Many of these teens get themselves referred to a different psychiatrist and end up taking an SSRI. Whenever I have been able to check things out, they have a parent on an SSRI. Rejecting the SSRI would be a criticism of a mother or father. Difficult to do. It is probably like smoking. Younger people are more likely to smoke or vape if they have a parent who smokes or vapes and we are now reaching a point where many teens have parents who have been on these drugs for years.
Families bring another issue into the frame. Many people have partners or families who don’t want them to stop their SSRI. For the most part, while SSRIs can introduce homicidal aggression into relationships, many people think their partner’s SSRI triggered emotional numbness makes them easier to live with and they do not want them to stop.
We are not computers crunching information in isolation. Even if we were, the algorithms have always got inbuilt biases that will lead some of our actions to seem crazy to the PFS Foundation or others.
We are fragile creatures of flesh and blood, who sometimes get it wrong but far more often our fragility leads to us being browbeaten by doctors forcing us to take poisons we don’t really need – even when these poisons come with prominent warnings that these drugs may poison you..

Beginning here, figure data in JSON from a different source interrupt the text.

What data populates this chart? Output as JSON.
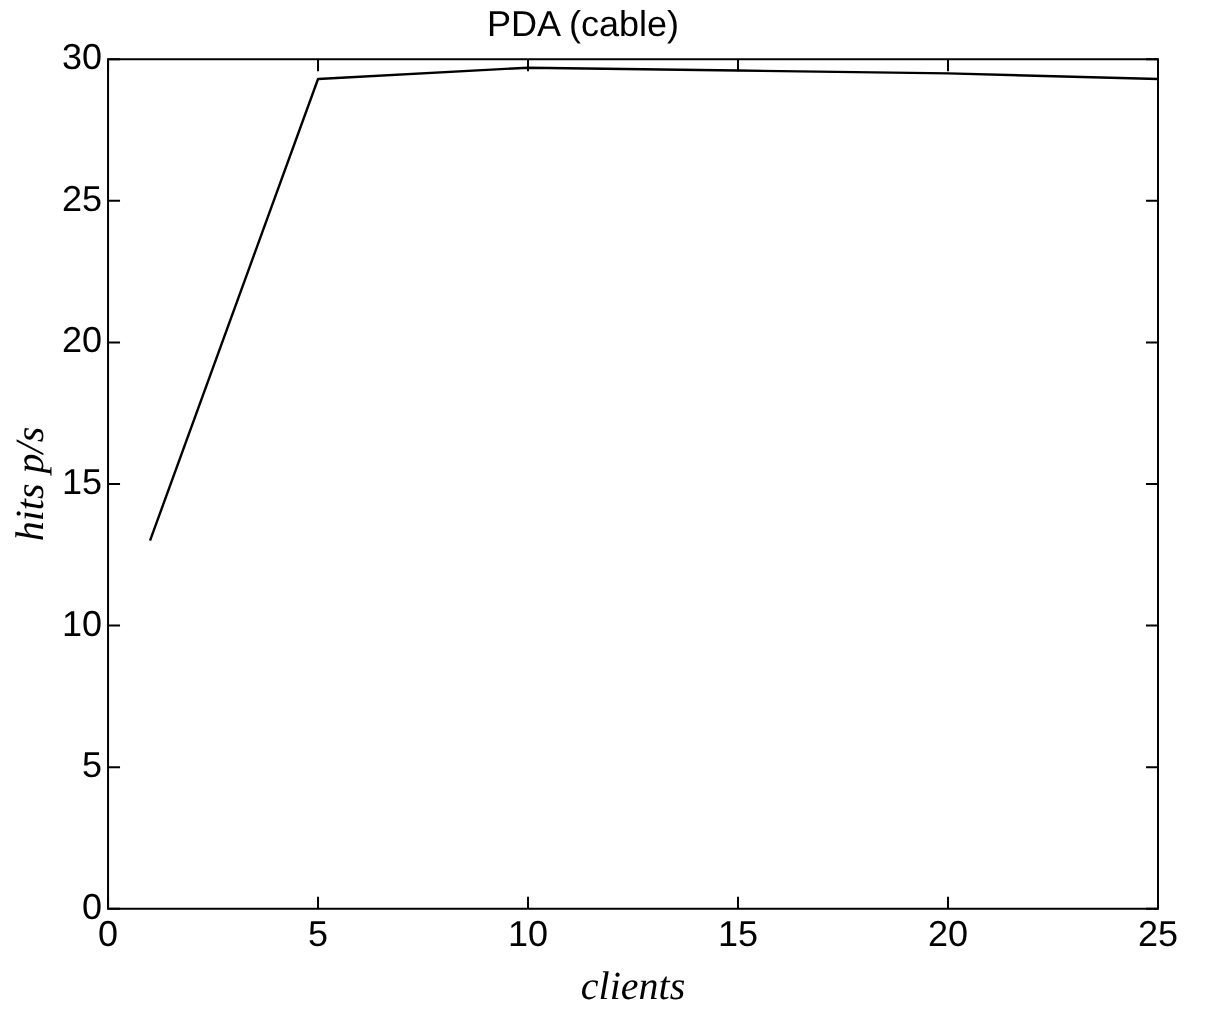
{
  "chart_data": {
    "type": "line",
    "title": "PDA (cable)",
    "xlabel": "clients",
    "ylabel": "hits p/s",
    "x": [
      1,
      5,
      10,
      15,
      20,
      25
    ],
    "series": [
      {
        "color": "#000000",
        "values": [
          13,
          29.3,
          29.7,
          29.6,
          29.5,
          29.3
        ]
      }
    ],
    "xlim": [
      0,
      25
    ],
    "xticks": [
      0,
      5,
      10,
      15,
      20,
      25
    ],
    "ylim": [
      0,
      30
    ],
    "yticks": [
      0,
      5,
      10,
      15,
      20,
      25,
      30
    ],
    "grid": false,
    "legend": false,
    "marker": "none",
    "line_style": "solid"
  }
}
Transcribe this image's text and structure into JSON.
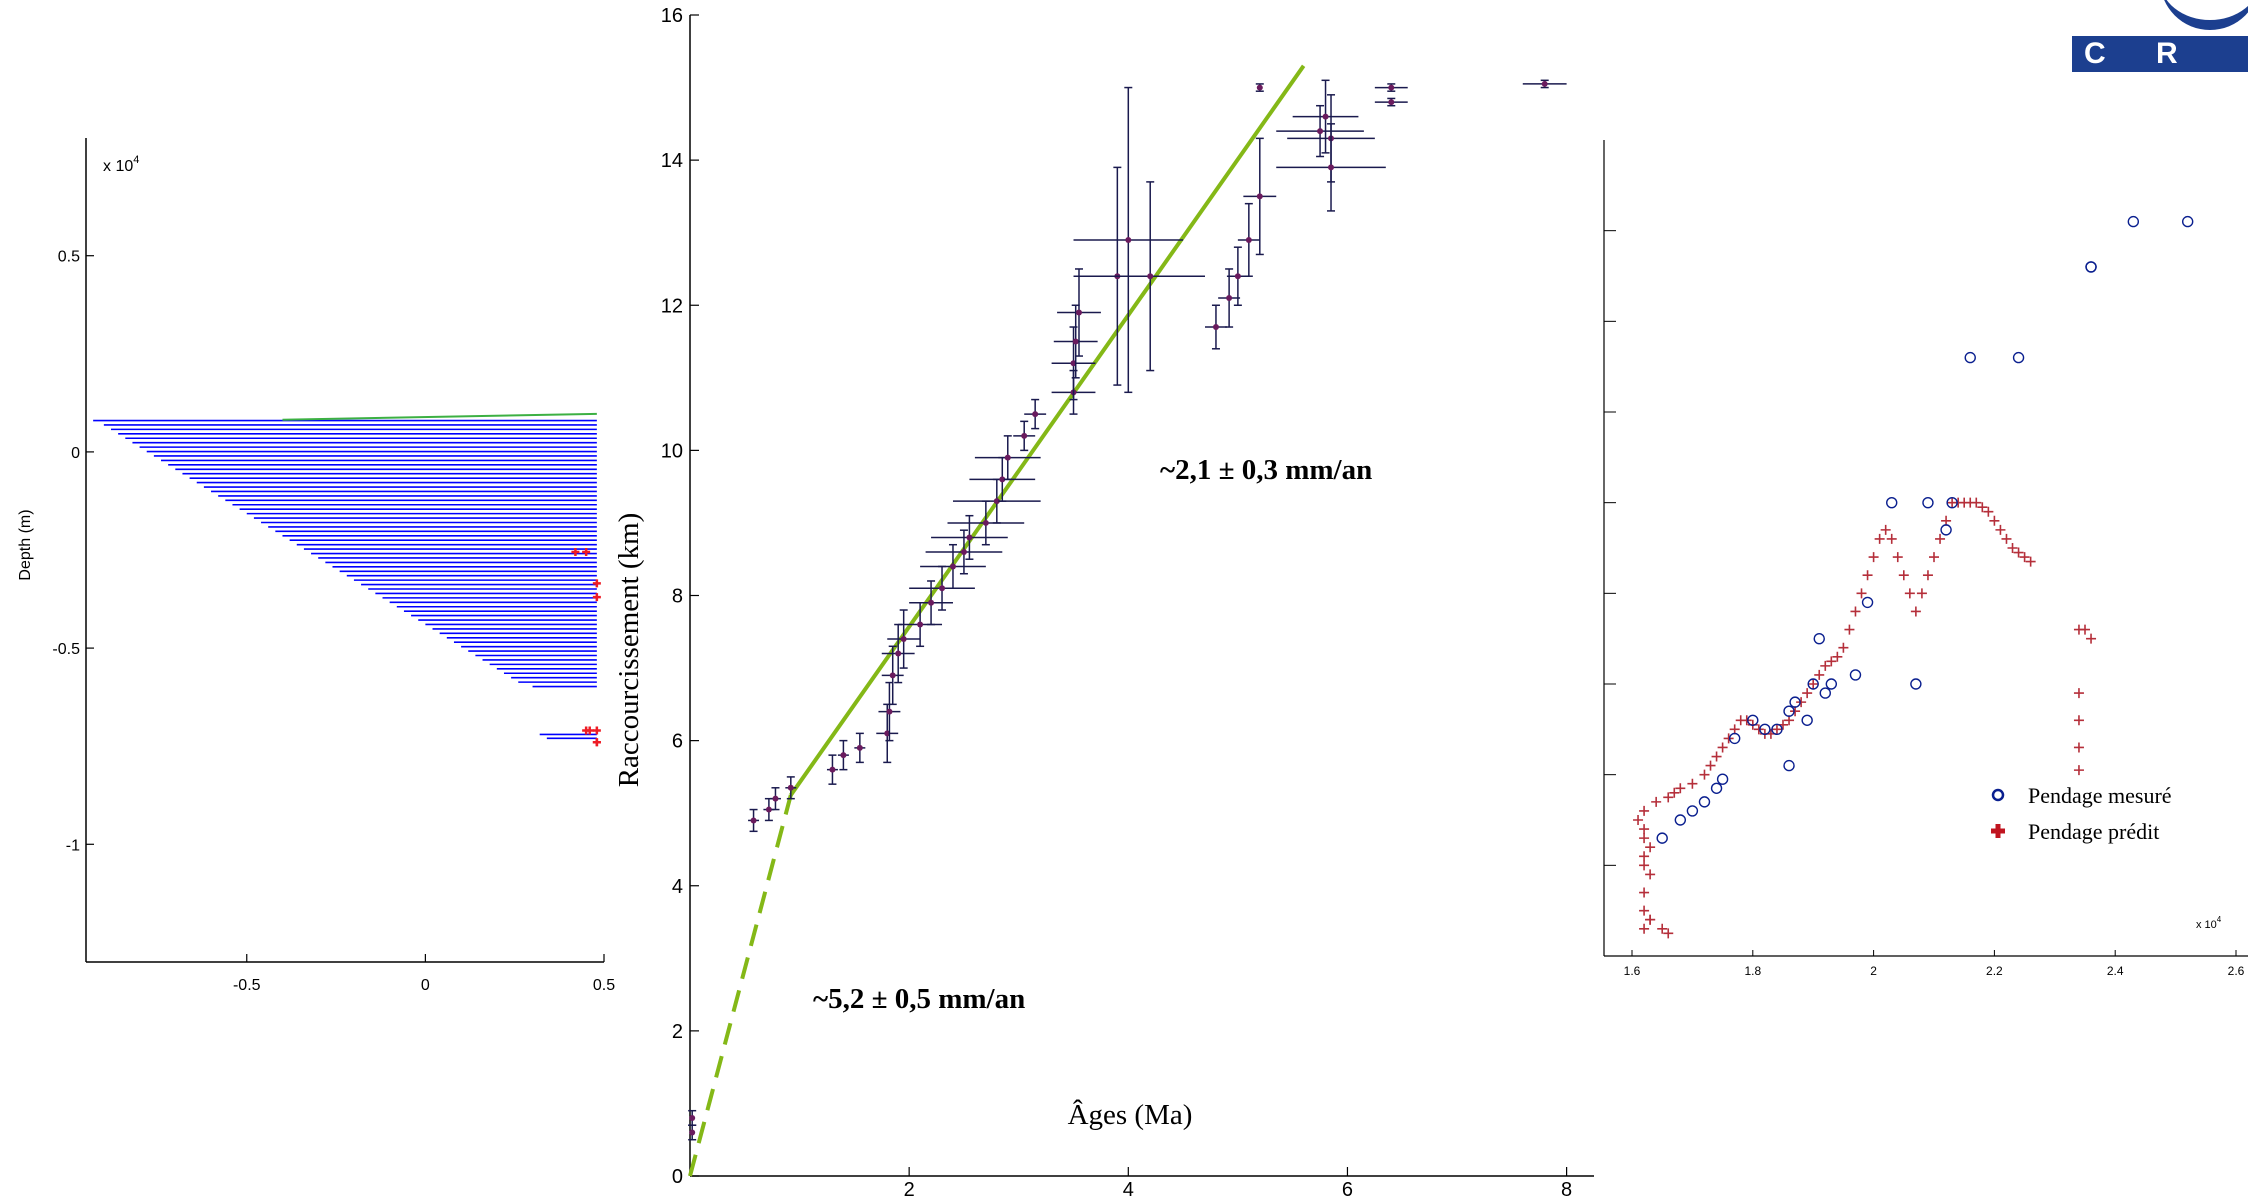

The PFS Foundation’s Annual Address goes on to talk about this problem. Why do so many doctors ignore prominent warnings? As outlined in columns before, Challenging My Doctor to Disclose, we have reached a point where most doctors and many of us view these warnings as May Contain Nuts labels – there because regulators and companies are covering their backs rather than something to be taken seriously.
One final element is this. We see ourselves as people, perhaps patients, perhaps consumers, consuming products in a marketplace. But when Apple and Facebook pay prospective employees to freeze Eggs so that these companies can get the most out of us at our peak, we are no longer people in an older sense – we also are products in a market or as we would once have said cogs in a machine, whose rationality is not our rationality.